O Café do Fantasma Azul

quarta-feira, 2 de outubro de 2013

Impressionismo

Centro da cidade de São Paulo. Poderia descrever cada coisa enquanto caminho até a escola de cabeleireiros, e fazer como um pintor que joga cores numa tela e diz que aquele caos incompreensível é arte.

Subo três lances de escada rolante no metrô República. E topo com panfletos de promoções, de celular, de maquiagem. Outros pedem esmolas, e outros dormem enrolados em cobertores. Esses dormem durante o dia, no sol de rachar, sem saber que tantos outros andam de um lado para outro, atravessam a rua, cruzam com passos apressados diferentes caminhos, sem tropeçar no pavimento estraçalhado pelo uso incessante dos transeuntes que estão acordados. 

Como tem gente naquele trecho até a Rio Branco! Às vezes acho que toda São Paulo se reune todos os dias ali. Para onde vão aquelas pessoas de todas as tribos e cores, tamanhos e níveis, larguras e velocidades? Não sei. Os Beatles já se perguntaram também. E acho que a resposta não interessa tanto. O que interessa é o movimento da massa informe, indo e vindo, como se uma batedeira invisível jogasse-nos de um lado a outro, sempre e outra vez. 

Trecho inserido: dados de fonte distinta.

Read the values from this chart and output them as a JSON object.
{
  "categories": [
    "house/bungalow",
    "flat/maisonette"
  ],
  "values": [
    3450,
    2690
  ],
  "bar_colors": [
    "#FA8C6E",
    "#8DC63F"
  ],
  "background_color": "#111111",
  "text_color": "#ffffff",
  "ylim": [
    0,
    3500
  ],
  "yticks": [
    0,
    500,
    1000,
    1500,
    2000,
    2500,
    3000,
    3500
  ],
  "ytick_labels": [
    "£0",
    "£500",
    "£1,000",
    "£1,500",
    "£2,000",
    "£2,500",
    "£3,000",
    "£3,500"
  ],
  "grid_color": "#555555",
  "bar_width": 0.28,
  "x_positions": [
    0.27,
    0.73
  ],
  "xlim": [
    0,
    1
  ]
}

Uma buzina, um cigarro atirado no chão, a seta do carro, o arranque do ônibus, o guarda de trânsito que auxilia um passante, o cuspe no chão, a conversa atrás de você. Nada destoa do caos que se apresenta, regado a cheiros podres, ventos frios de dentro dos prédios duvidosos, sujeiras que andam juntas, acompanhando os passos incertos das pessoas todas daquele trecho de avenida.

Tem gente que vê nisso poesia. Eu tenho nojo. Aquela mulher com placa de "vendo ouro" traz o banquinho e se senta, todos os dias, naquele lugar, bem no meio do meu caminho. Eu tenho que desviar. Dou uma olhada no fundo da rua. Lá tem o Teatro Municipal. Um dia vou querer conhecer os túneis que disseram haver ali. Mas sei que não vou nunca achar uma brecha no tempo para isso.

Eu também corro de lá para cá sem parar. Eu também esbarro meu braço molhado, cruzo minha cara amarrada, nos braços e caras de outras pessoas. Eu também me pergunto para onde estou indo, por que faço tudo o que faço. E mudo meus olhos para a árvore centenária no meio da Praça da República. Ela é linda, frondosa, sobretudo, silenciosa. Ela fica ali a embelezar, a testemunhar o caos, a me salvar do nojo da minha existência e das perguntas que faço e que sei que nunca vão ter resposta.